La température optimale de croissance se situe entre 25°C et 30°C. La détection de colonies de Y. enterocolitica parmi de nombreux autres micro-organismes présents dans les selles peut donc être très difficile si les milieux sont incubés et examinés dans les conditions utilisées pour les autres entérobactéries (24h à 37°C).

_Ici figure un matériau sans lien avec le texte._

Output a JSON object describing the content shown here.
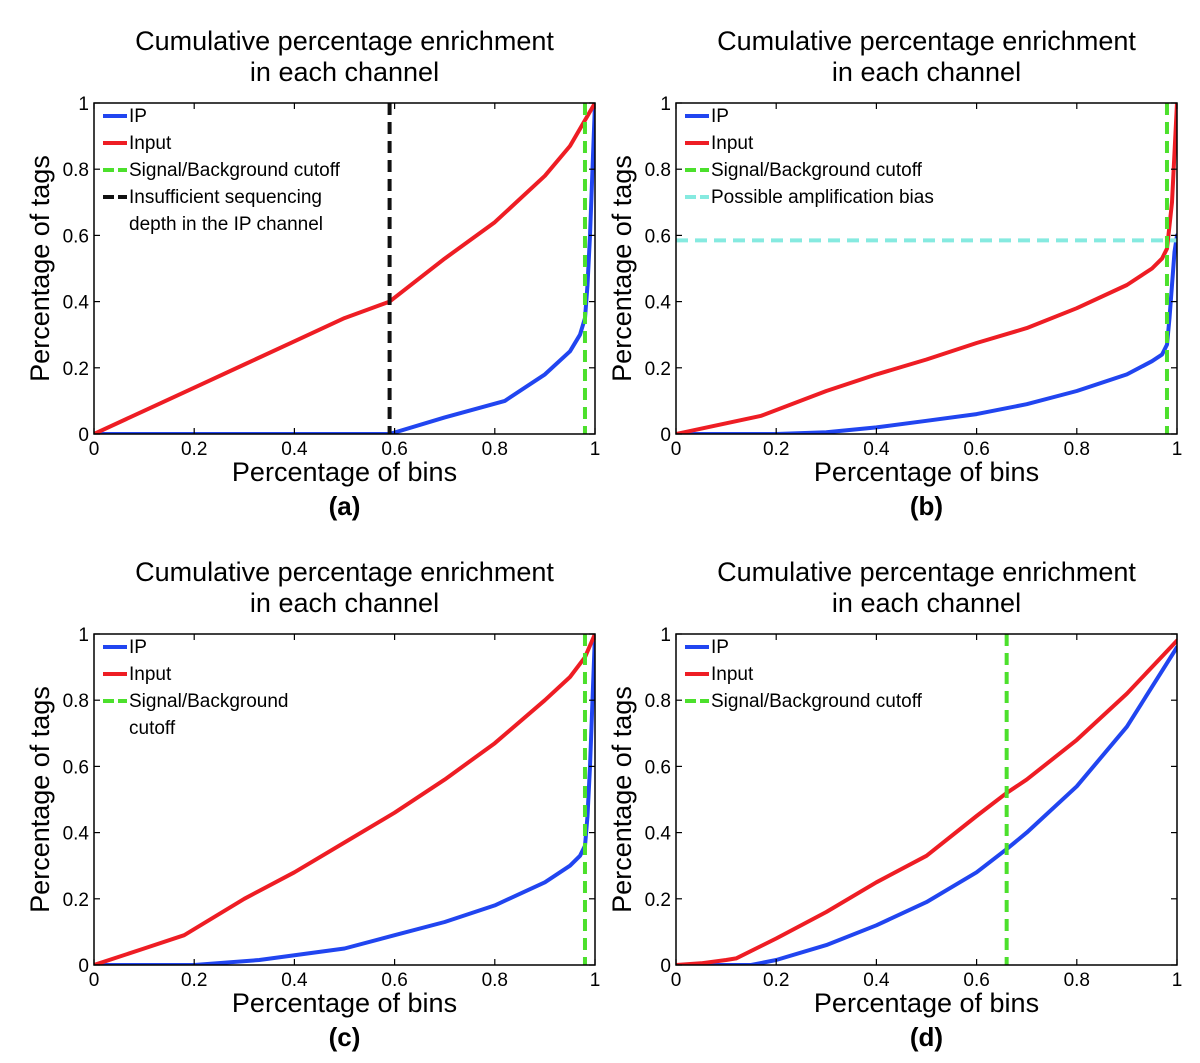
{
  "chart_data": [
    {
      "type": "line",
      "panel_label": "(a)",
      "title_lines": [
        "Cumulative percentage enrichment",
        "in each channel"
      ],
      "xlabel": "Percentage of bins",
      "ylabel": "Percentage of tags",
      "xlim": [
        0,
        1
      ],
      "ylim": [
        0,
        1
      ],
      "xticks": [
        {
          "value": 0,
          "label": "0"
        },
        {
          "value": 0.2,
          "label": "0.2"
        },
        {
          "value": 0.4,
          "label": "0.4"
        },
        {
          "value": 0.6,
          "label": "0.6"
        },
        {
          "value": 0.8,
          "label": "0.8"
        },
        {
          "value": 1,
          "label": "1"
        }
      ],
      "yticks": [
        {
          "value": 0,
          "label": "0"
        },
        {
          "value": 0.2,
          "label": "0.2"
        },
        {
          "value": 0.4,
          "label": "0.4"
        },
        {
          "value": 0.6,
          "label": "0.6"
        },
        {
          "value": 0.8,
          "label": "0.8"
        },
        {
          "value": 1,
          "label": "1"
        }
      ],
      "grid": false,
      "legend_position": "top-left",
      "series": [
        {
          "name": "IP",
          "color": "#2145f0",
          "x": [
            0,
            0.2,
            0.4,
            0.59,
            0.7,
            0.82,
            0.9,
            0.95,
            0.97,
            0.98,
            0.985,
            0.99,
            0.995,
            1.0
          ],
          "y": [
            0,
            0,
            0,
            0,
            0.05,
            0.1,
            0.18,
            0.25,
            0.3,
            0.35,
            0.45,
            0.6,
            0.8,
            1.0
          ]
        },
        {
          "name": "Input",
          "color": "#ee1d24",
          "x": [
            0,
            0.1,
            0.2,
            0.3,
            0.4,
            0.5,
            0.59,
            0.7,
            0.8,
            0.9,
            0.95,
            1.0
          ],
          "y": [
            0,
            0.07,
            0.14,
            0.21,
            0.28,
            0.35,
            0.4,
            0.53,
            0.64,
            0.78,
            0.87,
            1.0
          ]
        }
      ],
      "cutoff_lines": [
        {
          "name": "Signal/Background cutoff",
          "orientation": "vertical",
          "value": 0.98,
          "color": "#4ce02c"
        },
        {
          "name": "Insufficient sequencing depth in the IP channel",
          "orientation": "vertical",
          "value": 0.59,
          "color": "#111111"
        }
      ],
      "legend": [
        {
          "text": "IP",
          "color": "#2145f0",
          "dashed": false
        },
        {
          "text": "Input",
          "color": "#ee1d24",
          "dashed": false
        },
        {
          "text": "Signal/Background cutoff",
          "color": "#4ce02c",
          "dashed": true
        },
        {
          "text": [
            "Insufficient sequencing",
            "depth in the IP channel"
          ],
          "color": "#111111",
          "dashed": true
        }
      ]
    },
    {
      "type": "line",
      "panel_label": "(b)",
      "title_lines": [
        "Cumulative percentage enrichment",
        "in each channel"
      ],
      "xlabel": "Percentage of bins",
      "ylabel": "Percentage of tags",
      "xlim": [
        0,
        1
      ],
      "ylim": [
        0,
        1
      ],
      "xticks": [
        {
          "value": 0,
          "label": "0"
        },
        {
          "value": 0.2,
          "label": "0.2"
        },
        {
          "value": 0.4,
          "label": "0.4"
        },
        {
          "value": 0.6,
          "label": "0.6"
        },
        {
          "value": 0.8,
          "label": "0.8"
        },
        {
          "value": 1,
          "label": "1"
        }
      ],
      "yticks": [
        {
          "value": 0,
          "label": "0"
        },
        {
          "value": 0.2,
          "label": "0.2"
        },
        {
          "value": 0.4,
          "label": "0.4"
        },
        {
          "value": 0.6,
          "label": "0.6"
        },
        {
          "value": 0.8,
          "label": "0.8"
        },
        {
          "value": 1,
          "label": "1"
        }
      ],
      "grid": false,
      "legend_position": "top-left",
      "series": [
        {
          "name": "IP",
          "color": "#2145f0",
          "x": [
            0,
            0.2,
            0.3,
            0.4,
            0.5,
            0.6,
            0.7,
            0.8,
            0.9,
            0.95,
            0.97,
            0.98,
            0.985,
            0.99,
            0.995,
            1.0
          ],
          "y": [
            0,
            0,
            0.005,
            0.02,
            0.04,
            0.06,
            0.09,
            0.13,
            0.18,
            0.22,
            0.24,
            0.27,
            0.35,
            0.45,
            0.55,
            0.6
          ]
        },
        {
          "name": "Input",
          "color": "#ee1d24",
          "x": [
            0,
            0.17,
            0.3,
            0.4,
            0.5,
            0.6,
            0.7,
            0.8,
            0.9,
            0.95,
            0.97,
            0.98,
            0.99,
            1.0
          ],
          "y": [
            0,
            0.055,
            0.13,
            0.18,
            0.225,
            0.275,
            0.32,
            0.38,
            0.45,
            0.5,
            0.53,
            0.56,
            0.7,
            1.0
          ]
        }
      ],
      "cutoff_lines": [
        {
          "name": "Signal/Background cutoff",
          "orientation": "vertical",
          "value": 0.98,
          "color": "#4ce02c"
        },
        {
          "name": "Possible amplification bias",
          "orientation": "horizontal",
          "value": 0.585,
          "color": "#86eae0"
        }
      ],
      "legend": [
        {
          "text": "IP",
          "color": "#2145f0",
          "dashed": false
        },
        {
          "text": "Input",
          "color": "#ee1d24",
          "dashed": false
        },
        {
          "text": "Signal/Background cutoff",
          "color": "#4ce02c",
          "dashed": true
        },
        {
          "text": "Possible amplification bias",
          "color": "#86eae0",
          "dashed": true
        }
      ]
    },
    {
      "type": "line",
      "panel_label": "(c)",
      "title_lines": [
        "Cumulative percentage enrichment",
        "in each channel"
      ],
      "xlabel": "Percentage of bins",
      "ylabel": "Percentage of tags",
      "xlim": [
        0,
        1
      ],
      "ylim": [
        0,
        1
      ],
      "xticks": [
        {
          "value": 0,
          "label": "0"
        },
        {
          "value": 0.2,
          "label": "0.2"
        },
        {
          "value": 0.4,
          "label": "0.4"
        },
        {
          "value": 0.6,
          "label": "0.6"
        },
        {
          "value": 0.8,
          "label": "0.8"
        },
        {
          "value": 1,
          "label": "1"
        }
      ],
      "yticks": [
        {
          "value": 0,
          "label": "0"
        },
        {
          "value": 0.2,
          "label": "0.2"
        },
        {
          "value": 0.4,
          "label": "0.4"
        },
        {
          "value": 0.6,
          "label": "0.6"
        },
        {
          "value": 0.8,
          "label": "0.8"
        },
        {
          "value": 1,
          "label": "1"
        }
      ],
      "grid": false,
      "legend_position": "top-left",
      "series": [
        {
          "name": "IP",
          "color": "#2145f0",
          "x": [
            0,
            0.2,
            0.33,
            0.5,
            0.6,
            0.7,
            0.8,
            0.9,
            0.95,
            0.97,
            0.98,
            0.985,
            0.99,
            0.995,
            1.0
          ],
          "y": [
            0,
            0,
            0.015,
            0.05,
            0.09,
            0.13,
            0.18,
            0.25,
            0.3,
            0.33,
            0.36,
            0.45,
            0.6,
            0.8,
            1.0
          ]
        },
        {
          "name": "Input",
          "color": "#ee1d24",
          "x": [
            0,
            0.1,
            0.18,
            0.3,
            0.4,
            0.5,
            0.6,
            0.7,
            0.8,
            0.9,
            0.95,
            0.98,
            1.0
          ],
          "y": [
            0,
            0.05,
            0.09,
            0.2,
            0.28,
            0.37,
            0.46,
            0.56,
            0.67,
            0.8,
            0.87,
            0.93,
            1.0
          ]
        }
      ],
      "cutoff_lines": [
        {
          "name": "Signal/Background cutoff",
          "orientation": "vertical",
          "value": 0.98,
          "color": "#4ce02c"
        }
      ],
      "legend": [
        {
          "text": "IP",
          "color": "#2145f0",
          "dashed": false
        },
        {
          "text": "Input",
          "color": "#ee1d24",
          "dashed": false
        },
        {
          "text": [
            "Signal/Background",
            "cutoff"
          ],
          "color": "#4ce02c",
          "dashed": true
        }
      ]
    },
    {
      "type": "line",
      "panel_label": "(d)",
      "title_lines": [
        "Cumulative percentage enrichment",
        "in each channel"
      ],
      "xlabel": "Percentage of bins",
      "ylabel": "Percentage of tags",
      "xlim": [
        0,
        1
      ],
      "ylim": [
        0,
        1
      ],
      "xticks": [
        {
          "value": 0,
          "label": "0"
        },
        {
          "value": 0.2,
          "label": "0.2"
        },
        {
          "value": 0.4,
          "label": "0.4"
        },
        {
          "value": 0.6,
          "label": "0.6"
        },
        {
          "value": 0.8,
          "label": "0.8"
        },
        {
          "value": 1,
          "label": "1"
        }
      ],
      "yticks": [
        {
          "value": 0,
          "label": "0"
        },
        {
          "value": 0.2,
          "label": "0.2"
        },
        {
          "value": 0.4,
          "label": "0.4"
        },
        {
          "value": 0.6,
          "label": "0.6"
        },
        {
          "value": 0.8,
          "label": "0.8"
        },
        {
          "value": 1,
          "label": "1"
        }
      ],
      "grid": false,
      "legend_position": "top-left",
      "series": [
        {
          "name": "IP",
          "color": "#2145f0",
          "x": [
            0,
            0.15,
            0.2,
            0.3,
            0.4,
            0.5,
            0.6,
            0.66,
            0.7,
            0.8,
            0.9,
            1.0
          ],
          "y": [
            0,
            0,
            0.015,
            0.06,
            0.12,
            0.19,
            0.28,
            0.35,
            0.4,
            0.54,
            0.72,
            0.96
          ]
        },
        {
          "name": "Input",
          "color": "#ee1d24",
          "x": [
            0,
            0.05,
            0.1,
            0.12,
            0.2,
            0.3,
            0.4,
            0.5,
            0.6,
            0.66,
            0.7,
            0.8,
            0.9,
            1.0
          ],
          "y": [
            0,
            0.005,
            0.015,
            0.02,
            0.08,
            0.16,
            0.25,
            0.33,
            0.45,
            0.52,
            0.56,
            0.68,
            0.82,
            0.98
          ]
        }
      ],
      "cutoff_lines": [
        {
          "name": "Signal/Background cutoff",
          "orientation": "vertical",
          "value": 0.66,
          "color": "#4ce02c"
        }
      ],
      "legend": [
        {
          "text": "IP",
          "color": "#2145f0",
          "dashed": false
        },
        {
          "text": "Input",
          "color": "#ee1d24",
          "dashed": false
        },
        {
          "text": "Signal/Background cutoff",
          "color": "#4ce02c",
          "dashed": true
        }
      ]
    }
  ]
}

Diverses méthodes d'enrichissement des Yersinia à partir des selles ont été proposées: Elles peuvent améliorer le taux d'isolement des Yersinia mais elles allongent le délai d'isolement et peuvent inhiber la croissance de certaines Yersinia pathogènes ou favoriser la multiplication de Yersinia non pathogènes.

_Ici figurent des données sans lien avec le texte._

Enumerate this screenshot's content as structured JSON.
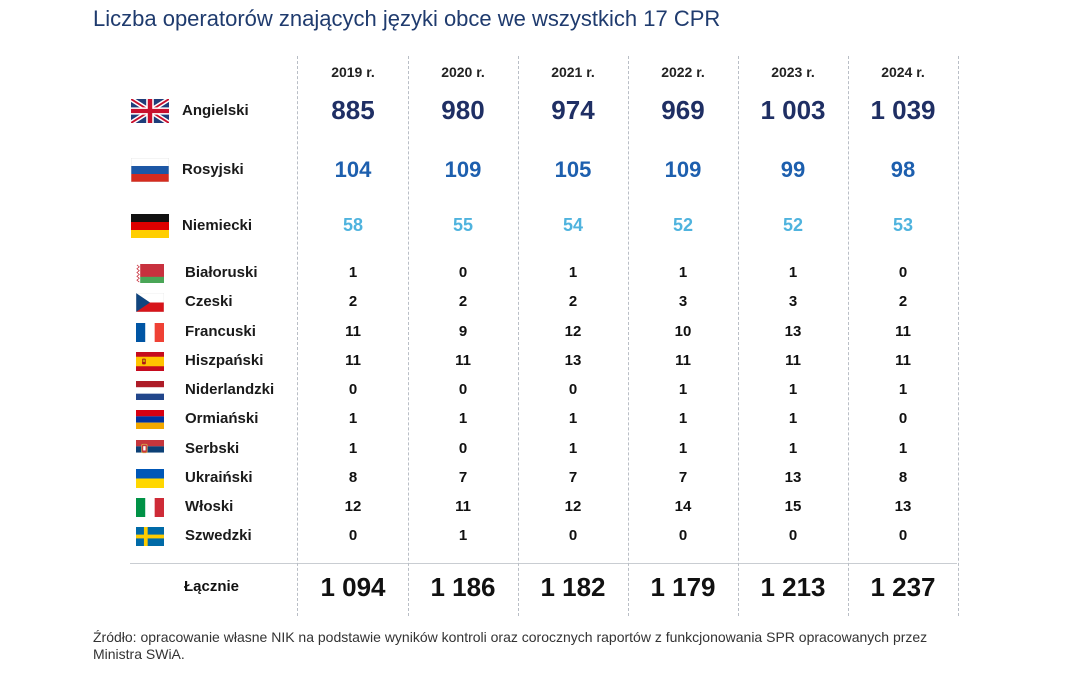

Actuellement, le milieu le plus utilisé pour la recherche de Yersinia dans les selles est le milieu CIN (Cefsulodine, Irgasan, Novobiocine). C’est un milieu semi-sélectif qui permet d’inhiber la croissance d'une partie de la flore microbienne, mais qui inhibe aussi une partie des Y. pseudotuberculosis. Il reste néanmoins le milieu actuellement recommandé pour l'isolement des Yersinia. Après une incubation à 30°C pendant 24h sur le milieu CIN, les colonies de Y. enterocolitica mesurent 1 mm et ont une forme caractéristique en œil de bison (cf. photos ci dessous), avec un centre rouge entouré d’une zone translucide. Après 48h la couleur rouge du centre des colonies diffuse, ce qui ne permet plus de les différencier de certaines autres entérobactéries comme par exemple Citrobacter.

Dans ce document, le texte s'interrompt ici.